Выбрать главу

Шону, горько разочарованному и оскорбленному, захотелось врезать тому, кто был его братом, чтобы заставить чтить память о матери и не порочить ее таким отношением, но он не сделал этого. Мама очень хотела, даже требовала от него, чтобы он подружился и сблизился с братом, она предупреждала о его крайне непростом нраве, а он, Шон, пообещал, что выполнит ее последнее желание. Он внимательно посмотрел на Джека и постарался уверить себя в том, что не вправе осуждать его, никто не вправе, потому что никто не знает, что у него в душе сейчас, что было все эти годы и в тот самый момент, когда он узнал о том, что не нужен той, что была ему необходима, как любому ребенку. Шон не знал, как бы он вел себя на его месте, возможно, так же. Ведь это в его глазах его мама была хорошей, любимой, нежной и ласковой, самой заботливой, самой лучшей. А для Джека она была совсем другой. Самой худшей, самой презренной и отвратительной. Наверное, так. Шон попытался оправдать его, думая, что эта непримиримая ненависть и обида говорит лишь о том, что в душе его живет такая боль, что ничто не может ее пересилить, ни время, ни смерть, и именно она не позволяет Джеку простить. Шон не стал бы так думать, если бы знал, что, угадай Джек его мысли, он бы от души посмеялся и позабавился над такой детской наивностью и стремлением даже в чистой воды злобе, ненависти и самой обыкновенной жажды мести искать что-то светлое, трогательное, мелодраматичное.

Не было в его сердце ни капли сожаления и скорби. И он совсем не ощущал себя виноватым, неправым или «плохим», как любят выражаться люди. Наоборот. Сердце его переполнялось ни с чем несравнимой сладостью и радостью. Он считал, что нет ничего в мире, что могло бы сравниться с тем удовольствием, какое доставляет осуществленная месть, даже секс, и чем она беспощадней и жестче, тем больше в ней сладости, тем полнее удовлетворение. Этого удовлетворения он ждал долгие годы, месть его была длительной, неторопливой, постепенной. Медленно, мучительно он разрушал жизнь своего злейшего врага, каким объявил для себя мать еще в детстве, толкал к пропасти, забавляясь над бессмысленными сопротивлениями и наивным неведением и непониманием, что является объектом для травли. Что ж, зато умирала она, зная, что произошло на самом деле с ее жизнью и с нею самой, кто затравил ее до смерти так изощренно и беспощадно. И все же она не сказала ни слова об этом Шону. Что ж, Джек понимал, почему она не открыла сыночку глаза. Она не оставила надежду спихнуть ему своего ублюдка, чтобы теперь он с ним нянчился вместо нее. Не за этим ли этот наглец к нему явился? Здрасьте, вот я, ваш брат, прошу любить и жаловать! А отец еще и заступается за этого ублюдка! Как он может? Уж не намекает ли он на то, чтобы он распростер объятия этому сученку?
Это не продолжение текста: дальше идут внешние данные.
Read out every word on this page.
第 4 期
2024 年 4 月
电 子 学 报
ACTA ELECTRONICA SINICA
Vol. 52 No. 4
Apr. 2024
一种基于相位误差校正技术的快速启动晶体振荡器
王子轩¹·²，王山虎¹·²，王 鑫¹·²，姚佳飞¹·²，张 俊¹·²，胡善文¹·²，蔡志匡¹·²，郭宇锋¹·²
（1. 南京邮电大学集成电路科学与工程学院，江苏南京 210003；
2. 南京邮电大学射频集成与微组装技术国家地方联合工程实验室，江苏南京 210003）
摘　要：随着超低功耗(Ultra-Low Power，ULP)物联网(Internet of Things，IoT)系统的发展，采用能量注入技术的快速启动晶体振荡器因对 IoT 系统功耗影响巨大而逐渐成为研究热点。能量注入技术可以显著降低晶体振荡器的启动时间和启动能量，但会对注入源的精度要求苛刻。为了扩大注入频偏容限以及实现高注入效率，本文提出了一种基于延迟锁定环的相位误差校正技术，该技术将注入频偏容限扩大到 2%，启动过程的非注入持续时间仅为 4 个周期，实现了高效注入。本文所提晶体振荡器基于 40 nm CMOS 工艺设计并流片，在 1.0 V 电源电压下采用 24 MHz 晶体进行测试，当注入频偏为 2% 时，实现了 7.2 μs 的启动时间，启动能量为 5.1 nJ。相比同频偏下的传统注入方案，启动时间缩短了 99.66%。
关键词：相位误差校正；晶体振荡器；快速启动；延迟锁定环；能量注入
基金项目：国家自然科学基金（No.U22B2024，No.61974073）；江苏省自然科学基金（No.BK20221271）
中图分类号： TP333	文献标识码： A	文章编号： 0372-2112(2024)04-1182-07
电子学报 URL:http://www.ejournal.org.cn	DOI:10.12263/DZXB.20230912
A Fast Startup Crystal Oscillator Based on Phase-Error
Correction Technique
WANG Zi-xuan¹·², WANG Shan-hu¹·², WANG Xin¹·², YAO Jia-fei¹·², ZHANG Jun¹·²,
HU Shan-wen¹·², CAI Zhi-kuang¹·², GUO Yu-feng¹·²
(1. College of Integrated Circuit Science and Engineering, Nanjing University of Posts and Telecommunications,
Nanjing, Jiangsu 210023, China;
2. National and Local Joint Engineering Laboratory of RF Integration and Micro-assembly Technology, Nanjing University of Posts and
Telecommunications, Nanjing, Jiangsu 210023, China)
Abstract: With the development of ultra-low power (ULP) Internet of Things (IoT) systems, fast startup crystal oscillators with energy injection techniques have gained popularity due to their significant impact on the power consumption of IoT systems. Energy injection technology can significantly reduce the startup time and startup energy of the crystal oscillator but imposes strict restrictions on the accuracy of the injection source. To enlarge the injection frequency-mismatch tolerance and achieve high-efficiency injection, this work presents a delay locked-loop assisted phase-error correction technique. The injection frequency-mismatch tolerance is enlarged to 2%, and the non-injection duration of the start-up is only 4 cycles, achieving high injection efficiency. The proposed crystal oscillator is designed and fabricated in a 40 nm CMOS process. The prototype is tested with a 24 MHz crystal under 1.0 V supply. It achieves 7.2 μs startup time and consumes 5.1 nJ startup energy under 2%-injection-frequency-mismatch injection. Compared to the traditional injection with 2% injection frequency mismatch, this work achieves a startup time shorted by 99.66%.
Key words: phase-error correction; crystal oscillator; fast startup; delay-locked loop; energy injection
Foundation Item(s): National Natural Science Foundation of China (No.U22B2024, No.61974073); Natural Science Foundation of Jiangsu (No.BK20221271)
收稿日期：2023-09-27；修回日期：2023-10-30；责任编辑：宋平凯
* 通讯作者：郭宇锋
Видя, что Джек не делает ни шага ему навстречу, что принимает его в штыки, Шон совсем растерялся и упал духом, поняв, что его брат вовсе не разделяет его родственных чувств и желания сблизиться.

— Джек, — почти с нежностью сказал Шон, — я не сделал вам ничего плохого. Зачем вы смотрите на меня с такой неприязнью? В чем моя вина, скажите мне, если она есть?
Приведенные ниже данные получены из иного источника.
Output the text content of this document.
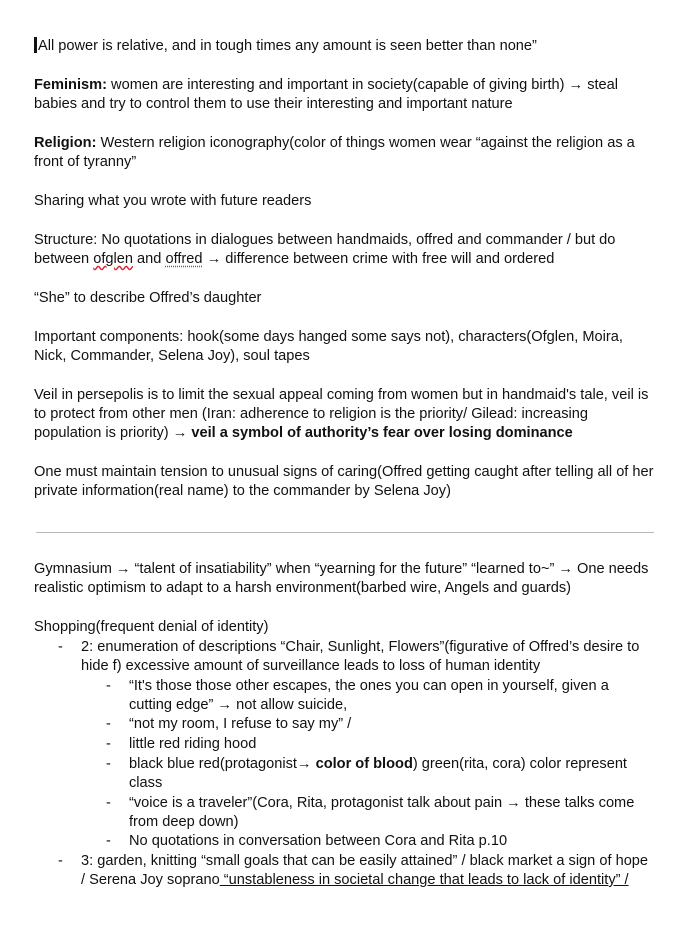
All power is relative, and in tough times any amount is seen better than none”
Feminism: women are interesting and important in society(capable of giving birth) → steal
babies and try to control them to use their interesting and important nature
Religion: Western religion iconography(color of things women wear “against the religion as a
front of tyranny”
Sharing what you wrote with future readers
Structure: No quotations in dialogues between handmaids, offred and commander / but do
between ofglen and offred → difference between crime with free will and ordered
“She” to describe Offred’s daughter
Important components: hook(some days hanged some says not), characters(Ofglen, Moira,
Nick, Commander, Selena Joy), soul tapes
Veil in persepolis is to limit the sexual appeal coming from women but in handmaid's tale, veil is
to protect from other men (Iran: adherence to religion is the priority/ Gilead: increasing
population is priority) → veil a symbol of authority’s fear over losing dominance
One must maintain tension to unusual signs of caring(Offred getting caught after telling all of her
private information(real name) to the commander by Selena Joy)
Gymnasium → “talent of insatiability” when “yearning for the future” “learned to~” → One needs
realistic optimism to adapt to a harsh environment(barbed wire, Angels and guards)
Shopping(frequent denial of identity)
- 2: enumeration of descriptions “Chair, Sunlight, Flowers”(figurative of Offred’s desire to
hide f) excessive amount of surveillance leads to loss of human identity
- “It's those those other escapes, the ones you can open in yourself, given a
cutting edge” → not allow suicide,
- “not my room, I refuse to say my” /
- little red riding hood
- black blue red(protagonist→ color of blood) green(rita, cora) color represent
class
- “voice is a traveler”(Cora, Rita, protagonist talk about pain → these talks come
from deep down)
- No quotations in conversation between Cora and Rita p.10
- 3: garden, knitting “small goals that can be easily attained” / black market a sign of hope
/ Serena Joy soprano “unstableness in societal change that leads to lack of identity” /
Джек молчал, изучая его мрачным взглядом.

— Вы должны понять… вы и наша с вами кровная связь очень важны для меня. Вы мой брат. Единственный. И другого у меня никогда не будет. И у вас тоже. Я не навязываюсь, просто… просто мы могли бы иногда встречаться, общаться. Я очень этого хочу. Я всегда мечтал о брате. А вы, вы разве нет?

— Нет, — сухо ответил Джек.

— Но оказалось, что у вас есть брат. Что в этом плохого? Я не доставлю вам никаких хлопот, я ничего не требую, если вы об этом подумали. И мама, она так хотела, чтобы мы подружились. Я восхищен вами, я преклоняюсь перед вами и горжусь тем, что ваш брат. Я вас еще не знаю, но поверьте мне, я уже вас люблю, люблю просто потому, что вы мой брат.

— Хватит! — вдруг взорвался Джек, подскочив и заставив парня вздрогнуть от неожиданности. — Что-то заболтался ты, парень, аж голова разболелась! Я тебе не девушка, чтобы ты мне тут в любви объяснялся, прибереги свое блестящее красноречие для девчонок! Ты мне не брат, ясно тебе, щенок? Как вообще ты посмел заявиться в мой дом, ты, жалкий выродок своей матери-потаскухи, ее грязный ублюдок! Ты, а не я ее грех, запомни! А теперь убирайся из моего дома и не смей показываться мне больше на глаза, если не хочешь, чтобы я раздавил тебя, как червя, попавшего под ноги!